Eddie kindly props me up as we walk the last few hundred metres to the waiting van, head faint and legs like Bambi. We pile in, an unscheduled drop-off explained as another victim requires an early bath. Matti looks gutted for me as we shake hands, demonstrating the true empathy essential in our line of work as fellow guides. I wave to the boys and commence a funereal stroll back through the beauty of the walled town, past the world’s best ice cream shop and hundreds of smiling tourists. Everything for me is cast under a cloud of worries about hospitals, missed work, races I might not compete in, and the abrupt and untimely end to the main reason for my holiday.
And so I sit here in silence. The slow tapping of finger on keyboard and dark thoughts my only companions. I feel lonely, stupid and pissed off, old enough to understand where fault lies but not mature enough to pre-empt and avoid this error. I was caught in the moment, driven by animalistic desires of enjoyment, skirting the extremely fine line between pleasure and pain, and ultimately landing the wrong side. I’ll take a shower, check for further damage and then sit down and work out how to salvage the best from my remaining holiday as well as how to limit monetary loss from cancelled guiding work.
Take my experience however you see fit.

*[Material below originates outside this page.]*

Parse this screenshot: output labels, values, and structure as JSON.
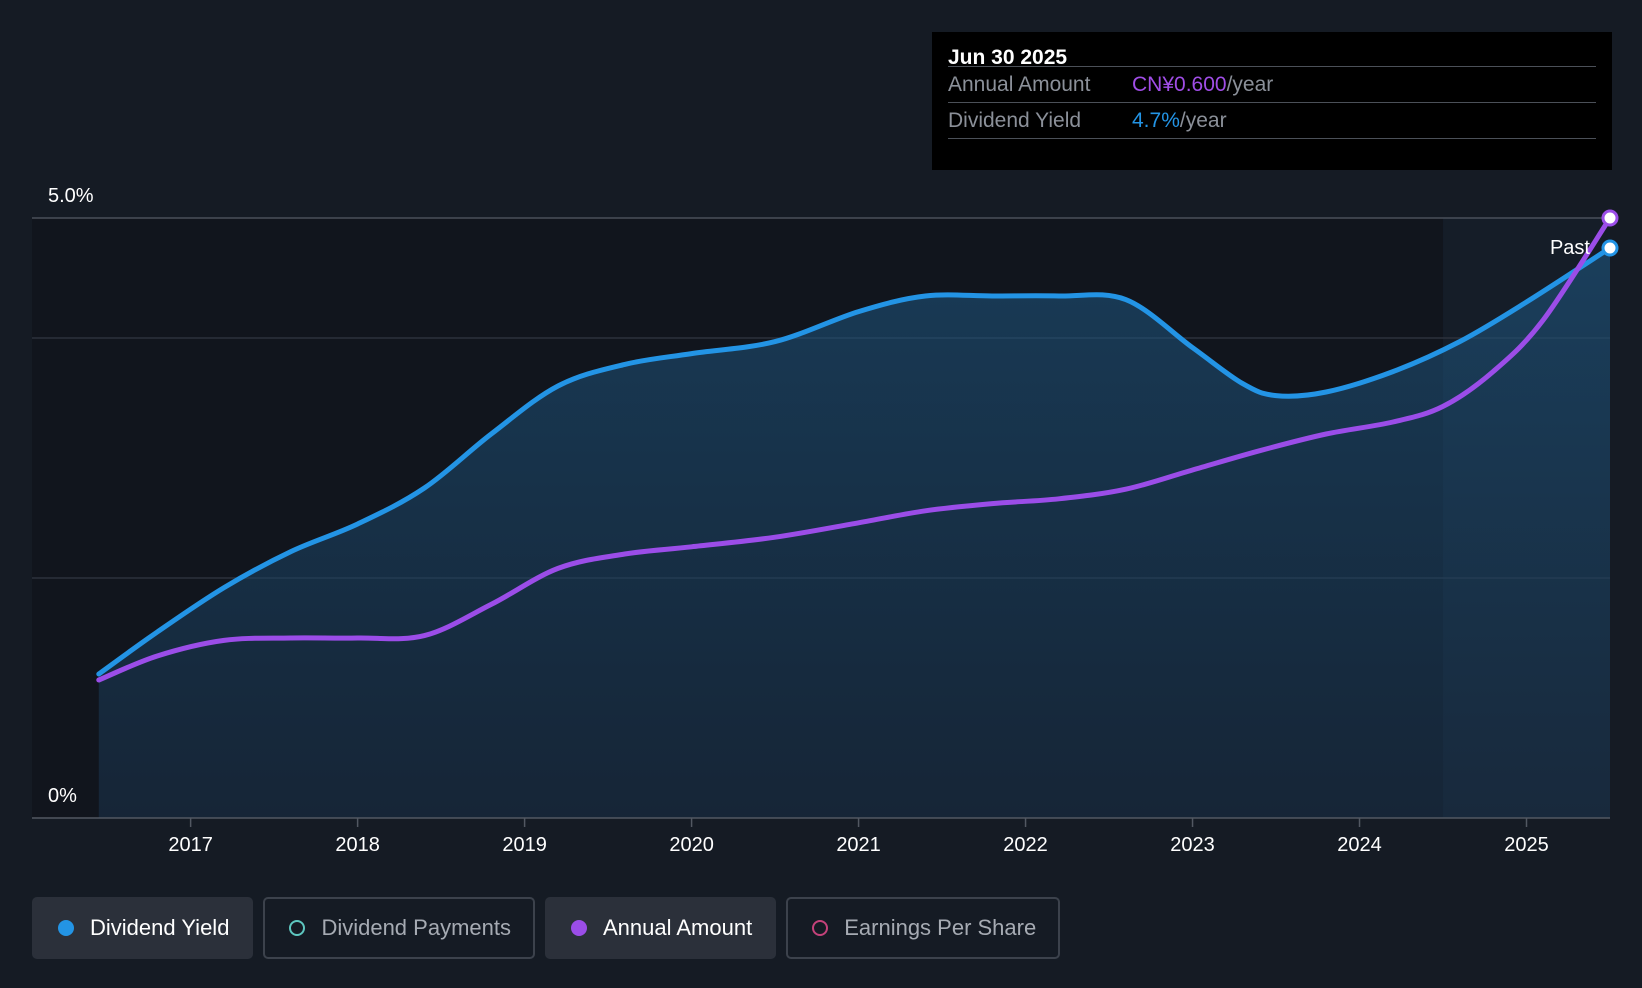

You can heed the warning and back off as you ride, guaranteeing you’ll milk the last minutes from your rare riding holidays, or you can play the odds, stretching the limits to breaking point, knowing full well that it may end in tears. I’m in no position to lecture; I’ve done this before over 20 years ago, memories of staring out of a Chamonix hospital window unable to move my crumpled body. With age comes experience, but sense comes from a different source.